Os meus livros ficaram dias empilhados no chão da sala, em
montinhos desconexos que explicitavam a anarquia temporária advinda do frete,
enquanto todos os sábados, pelas manhãs, eu me agarrava a ferramentas e a uma
fé cega que me iludiu: as minhas estantes nunca ficarão retas. Entre palpites e
diagnósticos de gente tão leiga quanto eu (mas muito convincentes),
estabeleceu-se que as estantes vieram empenadas, e que o melhor seria
trocá-las, e eu não perdi tempo tentando convencer ninguém de que o melhor
mesmo seria jogá-las fora, de preferência em cima da cabeça do vendedor de
vassouras que nunca me deixa dormir aos domingos de manhã, quando estou
nitidamente derrotada, cansada e descrente de que um dia as minhas estantes
serão como aquelas de Silviano ou do casal vizinho – a nível técnico, jamais
intelectual.
Quando seu Severino, o porteiro, num veredicto de extrema
preguiça avaliou o cenário (“É melhor deixar assim mesmo.”), não tive dúvidas: era
hora de ocupar as estantes tal qual a gravidade as deixara: completamente
tortas. O que se provou bolinho, visto que tá tudo em pé e carregado com a
minha coleção nada ortodoxa. E então o real problema apareceu.
Em maio de 2001 eu achei lindo quando Rob Flemming (no
livro ele era Flemming, no filme ele era Gordon) disse para alguém que sua
discoteca estava catalogada em ordem autobiográfica. Em 2009 eu achei lindo de
novo. Ele poderia se lembrar de eventos de sua vida, dos foras mais doídos, das
traições mais estúpidas, das viagens mais longas e dos shows mais embriagantes
de sua existência ao percorrer seus vinis nas prateleiras. E então achei que eu
também poderia organizar as minhas memórias assim, e que bastaria um rasante
nas estantes para entender como passei do diário de Bridget Jones para o Grande
Sertão: Veredas. Mas me pareceu positivista demais. Então comecei a agrupar
os autores por uma espécie de linha afetiva que começava com os maiores
impactos literários que sofri. A linha ia perdendo potência até dar em outros
que, eventualmente, foram embora, dada a pouca importância que tiveram. Para
não parecer a festa da uva, separei nacionais de estrangeiros, prosa de poesia.

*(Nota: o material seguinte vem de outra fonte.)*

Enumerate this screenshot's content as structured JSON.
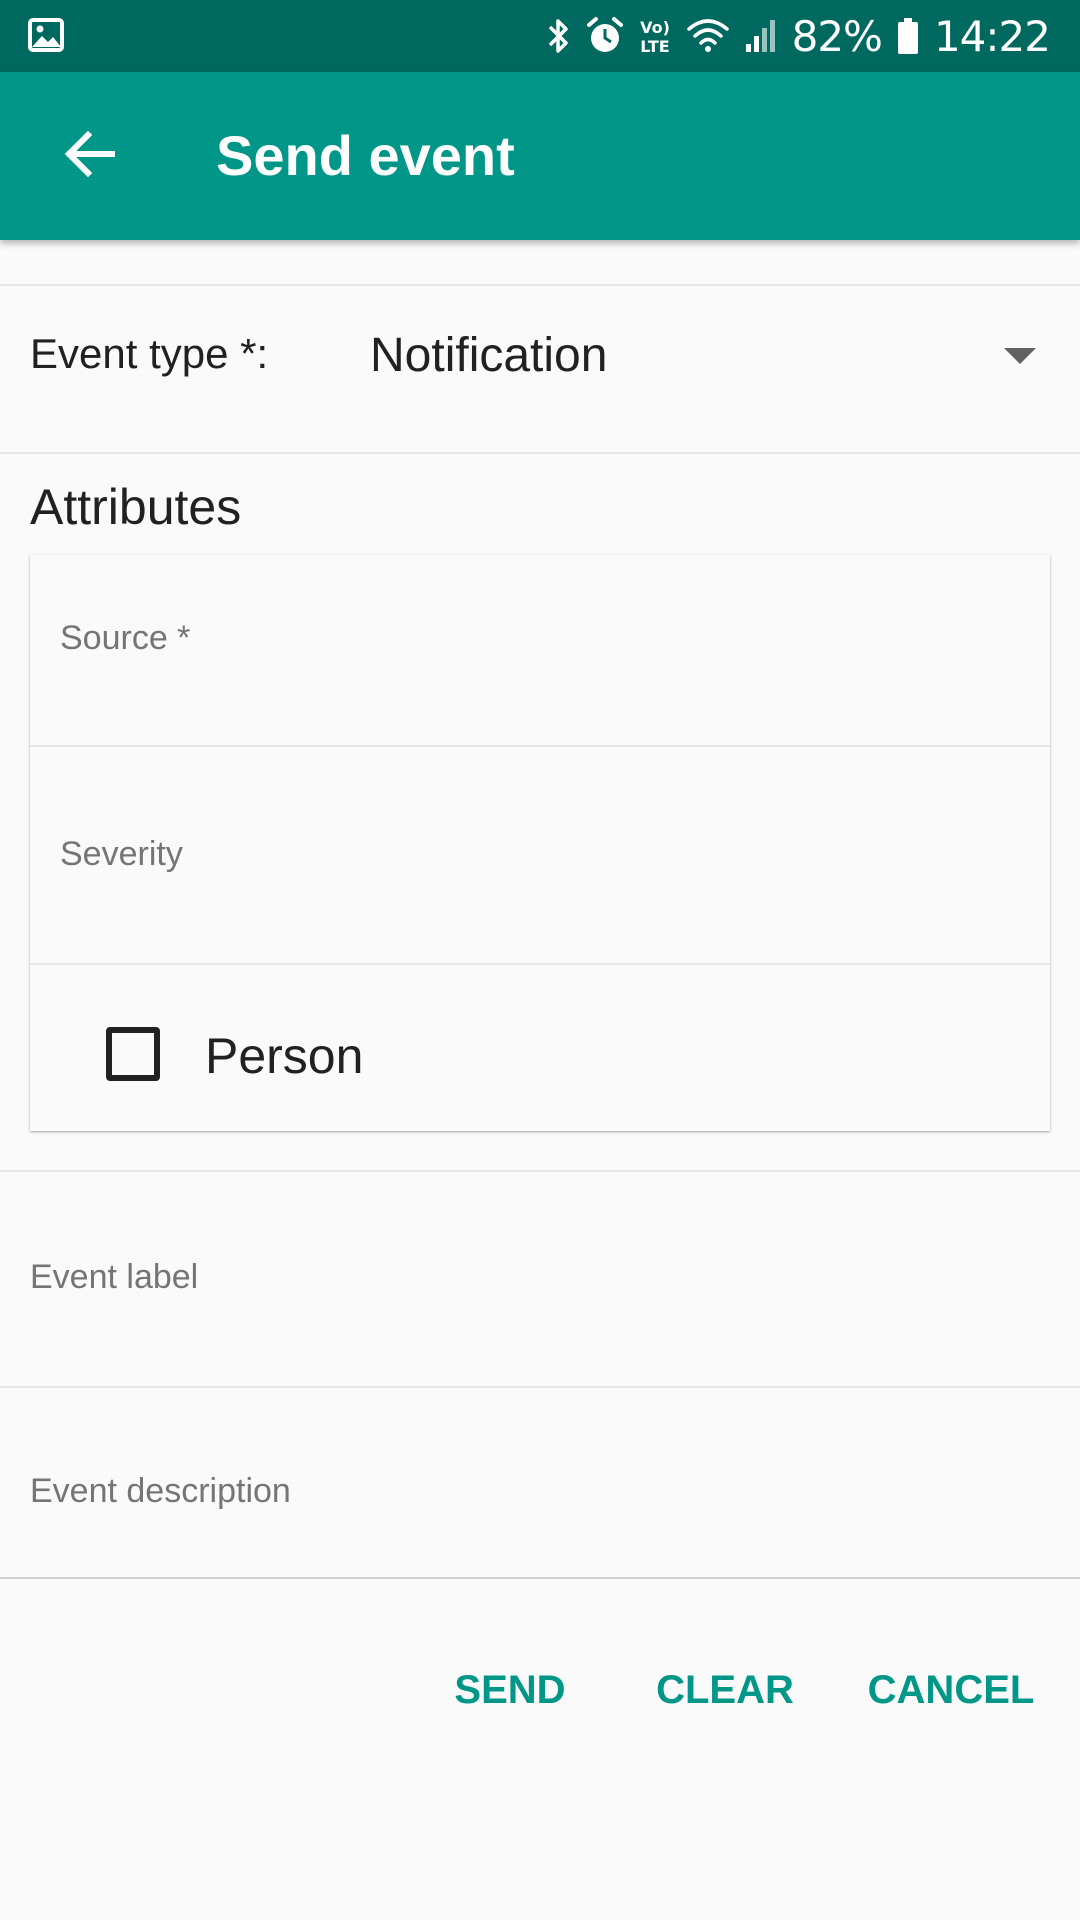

E aos poucos fui criando subdivisões e nichos que vieram dar nessa
encruzilhada.
Eu sei, todos já escreveram sobre o dilema das estantes,
assim como todos os colunistas escrevem sobre falta de assunto – exceto
Silviano, é claro – afinal, é de angústias que vivemos. O que fazer, então, com
Rimbaud? Ele entra na prateleira de poesia ou na turma dos franceses? Uma
antologia de artigos e ensaios de Alan Pauls deveria se juntar à ala de teoria
e crítica ou permanecer junto das edições de ficção da Cosac, ali no andar da
prosa latino-americana? As raras peças de teatro, que ainda não configuram uma
categoria em si, se juntam aos livros de dança para juntos formarem o canto das
artes cênicas? Mas o que fazer com as duas ou três peças de Pirandello que já
estavam ao lado do Calvino, anunciando um território italiano tímido? E aquele
casal que se separou e que antes ficava coladinho na até então bem resolvida
prateleira de poesia? 31 canções, do
Nick Hornby, fica junto com os ingleses ou vai pro rol dos livros de música? E
quando, por obra do destino, sobram 8 livros escritos em inglês que têm de se
apertar ao lado do César Aira? É um jogo de Tetris aparentemente sem solução e
enquanto alguns amigos são sensíveis à minha causa, outros me sugerem dar um
pulinho na Travessa pra ver como eles fazem, e com isso meus dias têm se
dividido entre compras na Amoedo e contemplações solitárias em livrarias
diversas.
O que está bem acertado, no fim das contas, é o andar dos
livros mortos: um abandono comum a temas díspares e autores que jamais se
encontrariam reúne sem constrangimento uma turma crescente e aparentemente
aleatória. Não ouso citar nomes, mas me parece que um ou outro está em paz com
suas estantes. Essa parte da biblioteca talvez seja, curiosamente, a mais
autobiográfica de todas: uma coletânea de desistências e julgamentos meus sobre
o mundo, tentativas bem sucedidas de deixar de fora o que eu quero que fique
fora. Os poucos momentos em que o leitor realmente têm controle são esses em
que abrevia seus desgostos, ergue uma cruz, encaminha para o sebo. Há
controvérsias, mas gosto de pensar assim enquanto, inutilmente, tiro da
caixinha de ferramentas a chave de boca, me alongo um pouco na posição do
cachorro invertido e inicio mais uma batalha perdida contra a física.